While the SJC opinion is packed with interesting and useful verbiage such as that repeated above, the court makes clear that the absence of key evidence in the record upon which it based its decision prevented the court from giving a clear yes or no answer to this question. I'm not sure what the next step will be, but we'll revisit this case in the coming days.

Monday, May 02, 2011

Internet Explorer Continues Decline

For the past two years or so I have used both Chrome and Firefox as my Internet browser. I gave up completely on Internet Explorer after a bad virus crippled my computer. I read that most hackers design programs to attack Internet Explorer, so I figured if I dumped IE the chances of getting another costly computer virus would lessen significantly...and fortunately, it has.

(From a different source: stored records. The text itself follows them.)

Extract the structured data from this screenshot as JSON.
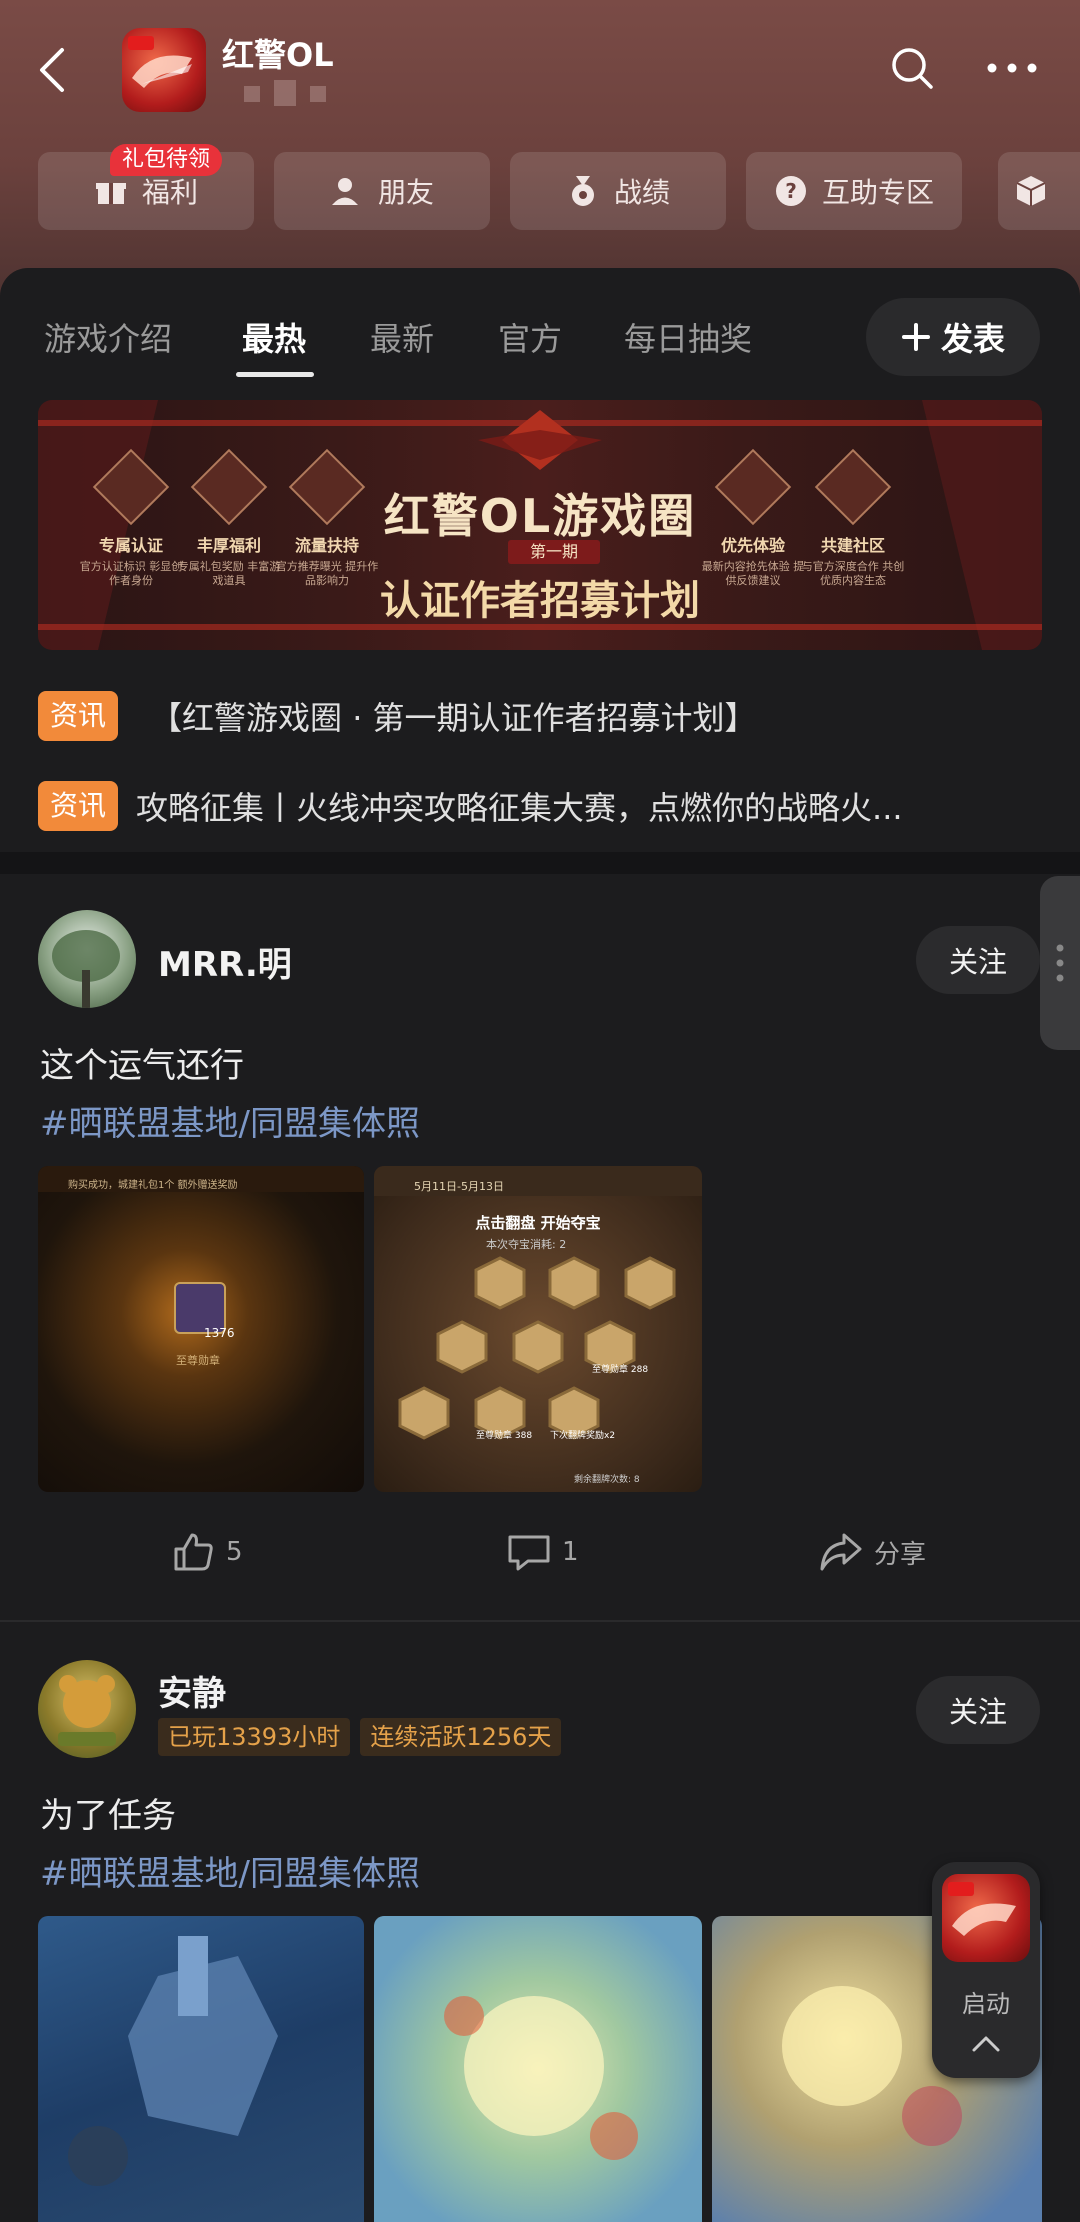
{
  "header": {
    "title": "红警OL"
  },
  "quick_links": [
    {
      "label": "福利",
      "icon": "gift-icon",
      "badge": "礼包待领"
    },
    {
      "label": "朋友",
      "icon": "friend-icon"
    },
    {
      "label": "战绩",
      "icon": "medal-icon"
    },
    {
      "label": "互助专区",
      "icon": "question-icon"
    },
    {
      "label": "",
      "icon": "cube-icon"
    }
  ],
  "tabs": {
    "items": [
      "游戏介绍",
      "最热",
      "最新",
      "官方",
      "每日抽奖"
    ],
    "active": "最热",
    "post_button": "发表"
  },
  "banner": {
    "title": "红警OL游戏圈",
    "issue": "第一期",
    "subtitle": "认证作者招募计划",
    "features": [
      {
        "label": "专属认证",
        "desc": "官方认证标识 彰显创作者身份"
      },
      {
        "label": "丰厚福利",
        "desc": "专属礼包奖励 丰富游戏道具"
      },
      {
        "label": "流量扶持",
        "desc": "官方推荐曝光 提升作品影响力"
      },
      {
        "label": "优先体验",
        "desc": "最新内容抢先体验 提供反馈建议"
      },
      {
        "label": "共建社区",
        "desc": "与官方深度合作 共创优质内容生态"
      }
    ]
  },
  "news": [
    {
      "tag": "资讯",
      "text": "【红警游戏圈 · 第一期认证作者招募计划】"
    },
    {
      "tag": "资讯",
      "text": "攻略征集丨火线冲突攻略征集大赛，点燃你的战略火..."
    }
  ],
  "posts": [
    {
      "username": "MRR.明",
      "follow": "关注",
      "text": "这个运气还行",
      "hashtag": "#晒联盟基地/同盟集体照",
      "likes": "5",
      "comments": "1",
      "share": "分享",
      "img1": {
        "caption_top": "购买成功，城建礼包1个 额外赠送奖励",
        "item_count": "1376",
        "item_name": "至尊勋章"
      },
      "img2": {
        "date": "5月11日-5月13日",
        "title": "点击翻盘 开始夺宝",
        "cost_label": "本次夺宝消耗:",
        "cost": "2",
        "prize1": "至尊勋章",
        "prize1_count": "288",
        "prize2": "至尊勋章",
        "prize2_count": "388",
        "prize3": "下次翻牌奖励x2",
        "remaining": "剩余翻牌次数: 8"
      }
    },
    {
      "username": "安静",
      "follow": "关注",
      "stats": [
        "已玩13393小时",
        "连续活跃1256天"
      ],
      "text": "为了任务",
      "hashtag": "#晒联盟基地/同盟集体照"
    }
  ],
  "floating": {
    "label": "启动"
  },
  "colors": {
    "accent_orange": "#f28a3a",
    "hashtag_blue": "#7c97c6",
    "badge_red": "#e8323a",
    "header_bg": "#7a4b46"
  }
}
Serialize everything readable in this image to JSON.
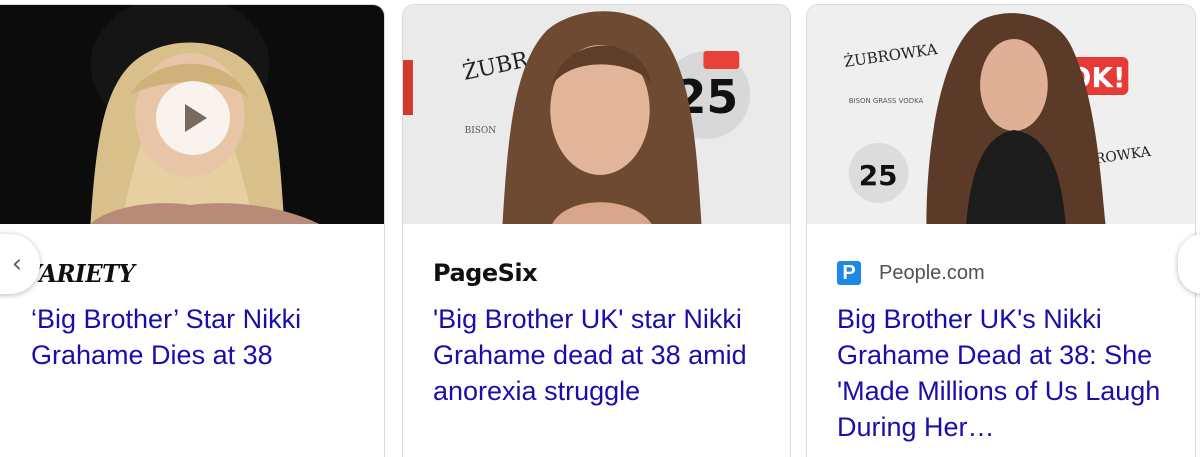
{
  "cards": [
    {
      "source": "VARIETY",
      "source_type": "logo",
      "title": "‘Big Brother’ Star Nikki Grahame Dies at 38",
      "has_video": true,
      "icon": "play-icon"
    },
    {
      "source": "PageSix",
      "source_type": "logo",
      "title": "'Big Brother UK' star Nikki Grahame dead at 38 amid anorexia struggle",
      "has_video": false
    },
    {
      "source": "People.com",
      "source_type": "favicon+text",
      "favicon_letter": "P",
      "favicon_color": "#1e88e5",
      "title": "Big Brother UK's Nikki Grahame Dead at 38: She 'Made Millions of Us Laugh During Her…",
      "has_video": false
    }
  ],
  "nav": {
    "prev_icon": "chevron-left-icon",
    "prev_glyph": "‹",
    "next_icon": "chevron-right-icon"
  },
  "colors": {
    "title_link": "#1a0dab",
    "source_text": "#4d5156",
    "card_border": "#dadce0"
  }
}
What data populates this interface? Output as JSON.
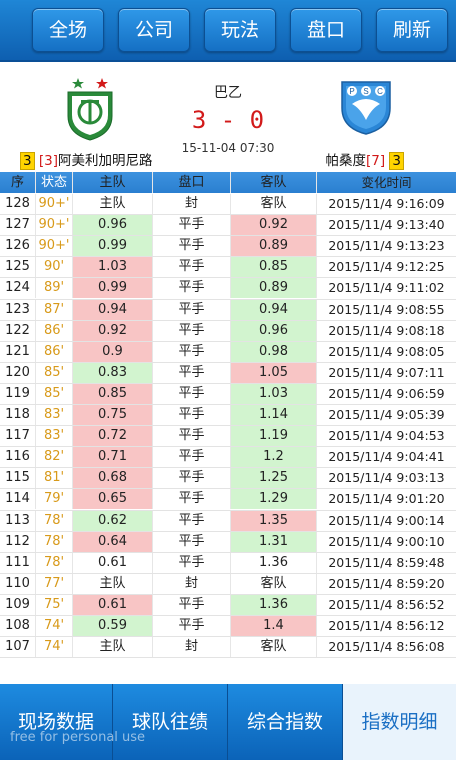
{
  "toolbar": [
    "全场",
    "公司",
    "玩法",
    "盘口",
    "刷新"
  ],
  "match": {
    "league": "巴乙",
    "score": "3 - 0",
    "time": "15-11-04 07:30",
    "home": {
      "rank_yellow": "3",
      "rank_red": "[3]",
      "name": "阿美利加明尼路"
    },
    "away": {
      "name": "帕桑度",
      "rank_red": "[7]",
      "rank_yellow": "3"
    }
  },
  "table": {
    "headers": [
      "序",
      "状态",
      "主队",
      "盘口",
      "客队",
      "变化时间"
    ],
    "rows": [
      {
        "no": "128",
        "status": "90+'",
        "home": "主队",
        "line": "封",
        "away": "客队",
        "time": "2015/11/4 9:16:09",
        "hc": "",
        "ac": ""
      },
      {
        "no": "127",
        "status": "90+'",
        "home": "0.96",
        "line": "平手",
        "away": "0.92",
        "time": "2015/11/4 9:13:40",
        "hc": "dn",
        "ac": "up"
      },
      {
        "no": "126",
        "status": "90+'",
        "home": "0.99",
        "line": "平手",
        "away": "0.89",
        "time": "2015/11/4 9:13:23",
        "hc": "dn",
        "ac": "up"
      },
      {
        "no": "125",
        "status": "90'",
        "home": "1.03",
        "line": "平手",
        "away": "0.85",
        "time": "2015/11/4 9:12:25",
        "hc": "up",
        "ac": "dn"
      },
      {
        "no": "124",
        "status": "89'",
        "home": "0.99",
        "line": "平手",
        "away": "0.89",
        "time": "2015/11/4 9:11:02",
        "hc": "up",
        "ac": "dn"
      },
      {
        "no": "123",
        "status": "87'",
        "home": "0.94",
        "line": "平手",
        "away": "0.94",
        "time": "2015/11/4 9:08:55",
        "hc": "up",
        "ac": "dn"
      },
      {
        "no": "122",
        "status": "86'",
        "home": "0.92",
        "line": "平手",
        "away": "0.96",
        "time": "2015/11/4 9:08:18",
        "hc": "up",
        "ac": "dn"
      },
      {
        "no": "121",
        "status": "86'",
        "home": "0.9",
        "line": "平手",
        "away": "0.98",
        "time": "2015/11/4 9:08:05",
        "hc": "up",
        "ac": "dn"
      },
      {
        "no": "120",
        "status": "85'",
        "home": "0.83",
        "line": "平手",
        "away": "1.05",
        "time": "2015/11/4 9:07:11",
        "hc": "dn",
        "ac": "up"
      },
      {
        "no": "119",
        "status": "85'",
        "home": "0.85",
        "line": "平手",
        "away": "1.03",
        "time": "2015/11/4 9:06:59",
        "hc": "up",
        "ac": "dn"
      },
      {
        "no": "118",
        "status": "83'",
        "home": "0.75",
        "line": "平手",
        "away": "1.14",
        "time": "2015/11/4 9:05:39",
        "hc": "up",
        "ac": "dn"
      },
      {
        "no": "117",
        "status": "83'",
        "home": "0.72",
        "line": "平手",
        "away": "1.19",
        "time": "2015/11/4 9:04:53",
        "hc": "up",
        "ac": "dn"
      },
      {
        "no": "116",
        "status": "82'",
        "home": "0.71",
        "line": "平手",
        "away": "1.2",
        "time": "2015/11/4 9:04:41",
        "hc": "up",
        "ac": "dn"
      },
      {
        "no": "115",
        "status": "81'",
        "home": "0.68",
        "line": "平手",
        "away": "1.25",
        "time": "2015/11/4 9:03:13",
        "hc": "up",
        "ac": "dn"
      },
      {
        "no": "114",
        "status": "79'",
        "home": "0.65",
        "line": "平手",
        "away": "1.29",
        "time": "2015/11/4 9:01:20",
        "hc": "up",
        "ac": "dn"
      },
      {
        "no": "113",
        "status": "78'",
        "home": "0.62",
        "line": "平手",
        "away": "1.35",
        "time": "2015/11/4 9:00:14",
        "hc": "dn",
        "ac": "up"
      },
      {
        "no": "112",
        "status": "78'",
        "home": "0.64",
        "line": "平手",
        "away": "1.31",
        "time": "2015/11/4 9:00:10",
        "hc": "up",
        "ac": "dn"
      },
      {
        "no": "111",
        "status": "78'",
        "home": "0.61",
        "line": "平手",
        "away": "1.36",
        "time": "2015/11/4 8:59:48",
        "hc": "",
        "ac": ""
      },
      {
        "no": "110",
        "status": "77'",
        "home": "主队",
        "line": "封",
        "away": "客队",
        "time": "2015/11/4 8:59:20",
        "hc": "",
        "ac": ""
      },
      {
        "no": "109",
        "status": "75'",
        "home": "0.61",
        "line": "平手",
        "away": "1.36",
        "time": "2015/11/4 8:56:52",
        "hc": "up",
        "ac": "dn"
      },
      {
        "no": "108",
        "status": "74'",
        "home": "0.59",
        "line": "平手",
        "away": "1.4",
        "time": "2015/11/4 8:56:12",
        "hc": "dn",
        "ac": "up"
      },
      {
        "no": "107",
        "status": "74'",
        "home": "主队",
        "line": "封",
        "away": "客队",
        "time": "2015/11/4 8:56:08",
        "hc": "",
        "ac": ""
      }
    ]
  },
  "bottom_tabs": [
    {
      "label": "现场数据",
      "active": false
    },
    {
      "label": "球队往绩",
      "active": false
    },
    {
      "label": "综合指数",
      "active": false
    },
    {
      "label": "指数明细",
      "active": true
    }
  ],
  "watermark": "free for personal use",
  "colors": {
    "accent": "#1570c4",
    "up": "#f8c5c5",
    "down": "#d2f4cf",
    "score": "#d21a1a",
    "minute": "#d89a1a"
  }
}
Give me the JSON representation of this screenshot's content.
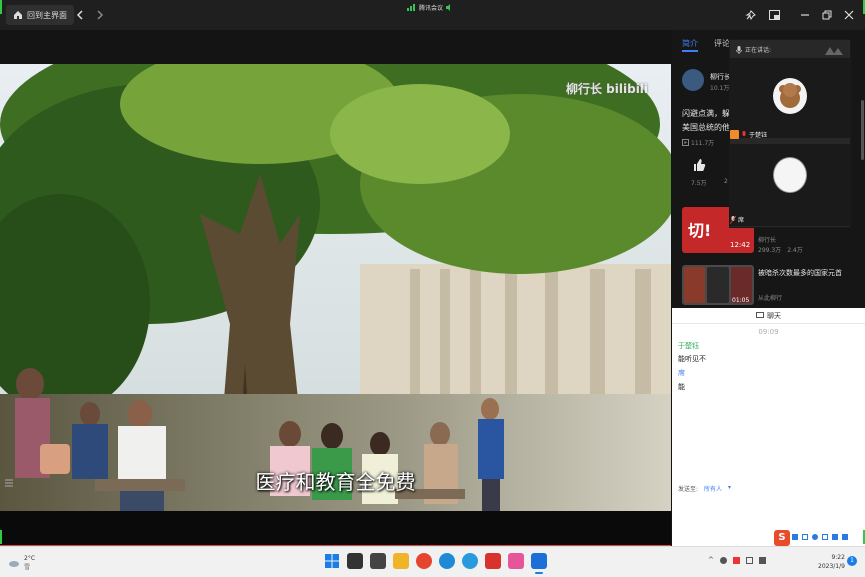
{
  "titlebar": {
    "home_label": "回到主界面",
    "meeting_label": "腾讯会议"
  },
  "video": {
    "subtitle": "医疗和教育全免费",
    "watermark": "柳行长 bilibili"
  },
  "panel": {
    "tabs": [
      "简介",
      "评论"
    ],
    "uploader_line": "柳行长",
    "uploader_sub": "10.1万",
    "desc_line1": "闪避点满，躲",
    "desc_line2": "美国总统的他",
    "views": "111.7万",
    "likes": "7.5万",
    "likes_partial": "2",
    "rec1_badge": "切!",
    "rec1_duration": "12:42",
    "rec1_author": "柳行长",
    "rec1_views": "299.3万",
    "rec1_comments": "2.4万",
    "rec2_title": "被暗杀次数最多的国家元首",
    "rec2_author": "从此柳行",
    "rec2_duration": "01:05"
  },
  "speaker": {
    "talking_label": "正在讲话:",
    "user1_name": "于楚钰",
    "user2_name": "席"
  },
  "chat": {
    "title": "聊天",
    "time": "09:09",
    "messages": [
      {
        "sender": "于楚钰",
        "text": "能听见不"
      },
      {
        "sender": "席",
        "text": "能"
      }
    ],
    "send_to_label": "发送至:",
    "send_to_value": "所有人"
  },
  "taskbar": {
    "weather_temp": "2°C",
    "weather_desc": "雪",
    "time": "9:22",
    "date": "2023/1/9"
  },
  "colors": {
    "accent": "#3f7ff0",
    "tab_active": "#3f7ff0",
    "chat_sender": "#2fae5a"
  }
}
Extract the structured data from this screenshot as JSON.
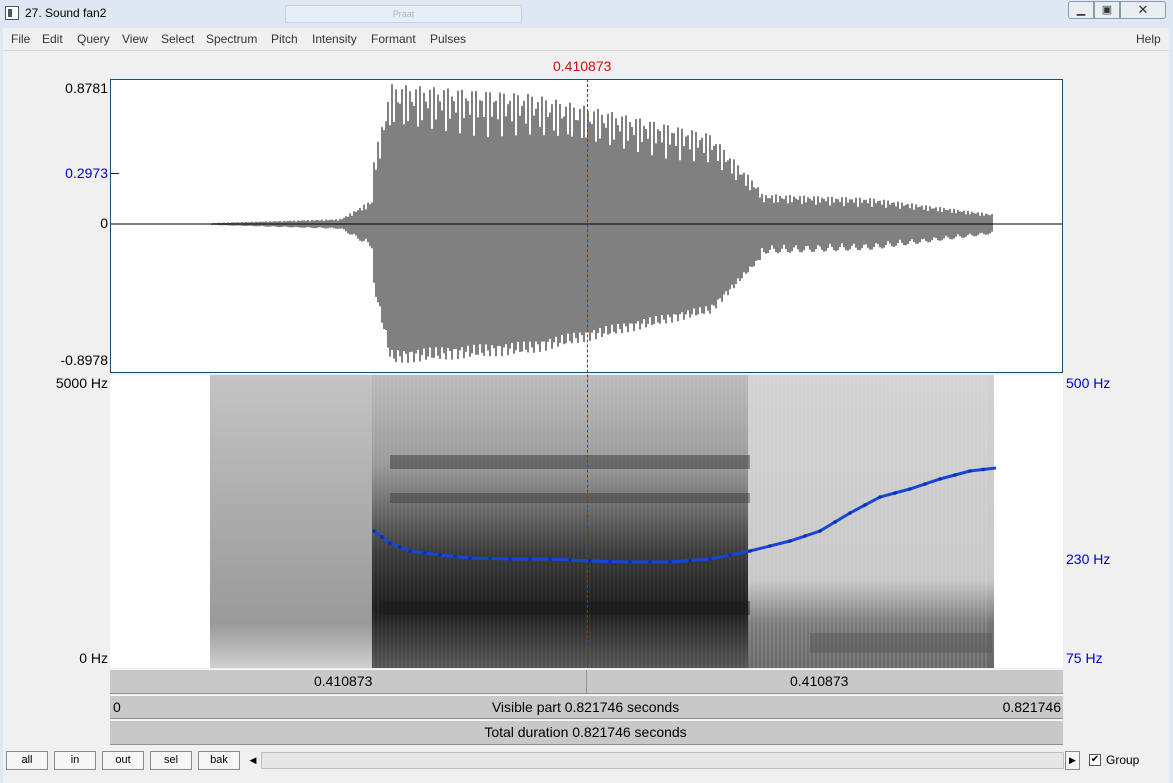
{
  "window": {
    "title": "27. Sound fan2",
    "background_tab_text": "Praat"
  },
  "menu": [
    "File",
    "Edit",
    "Query",
    "View",
    "Select",
    "Spectrum",
    "Pitch",
    "Intensity",
    "Formant",
    "Pulses"
  ],
  "help": "Help",
  "cursor_time": "0.410873",
  "waveform": {
    "max_label": "0.8781",
    "cursor_value": "0.2973",
    "zero_label": "0",
    "min_label": "-0.8978"
  },
  "spectrogram": {
    "freq_top": "5000 Hz",
    "freq_bottom": "0 Hz"
  },
  "pitch_axis": {
    "top": "500 Hz",
    "cursor": "230 Hz",
    "bottom": "75 Hz"
  },
  "time_bars": {
    "left_segment": "0.410873",
    "right_segment": "0.410873",
    "visible_start": "0",
    "visible_part": "Visible part 0.821746 seconds",
    "visible_end": "0.821746",
    "total_duration": "Total duration 0.821746 seconds"
  },
  "buttons": {
    "all": "all",
    "in": "in",
    "out": "out",
    "sel": "sel",
    "bak": "bak"
  },
  "group_label": "Group",
  "colors": {
    "cursor": "#d01010",
    "pitch": "#1646d8",
    "axis_blue": "#0000c8"
  },
  "icons": {
    "minimize": "minimize-icon",
    "maximize": "maximize-icon",
    "close": "close-icon",
    "scroll_left": "scroll-left-icon",
    "scroll_right": "scroll-right-icon",
    "checkbox": "checkmark-icon"
  }
}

Apparently, I am not the only person to discover that there is a world outside Internet Explorer.

The most recent statistics on Internet browser use shows that IE has dropped to its lowest point in history... capturing only 55.1% of Internet users. At one time this figure hovered around 90%.

Of course, a decrease in IE use means an increase in the use of other Internet browsers.

Here is a list of the world's main browsers and their market share:

Microsoft Firefox 21.6%
Google Chrome 12%
Apple Safari 7.2%
Opera 2.1%

I rarely use Safari and have never used Opera so I hold judgment on these, but Firefox and Chrome are both excellent browsers. They will continue to take more and more market share from Internet Explorer in the coming years.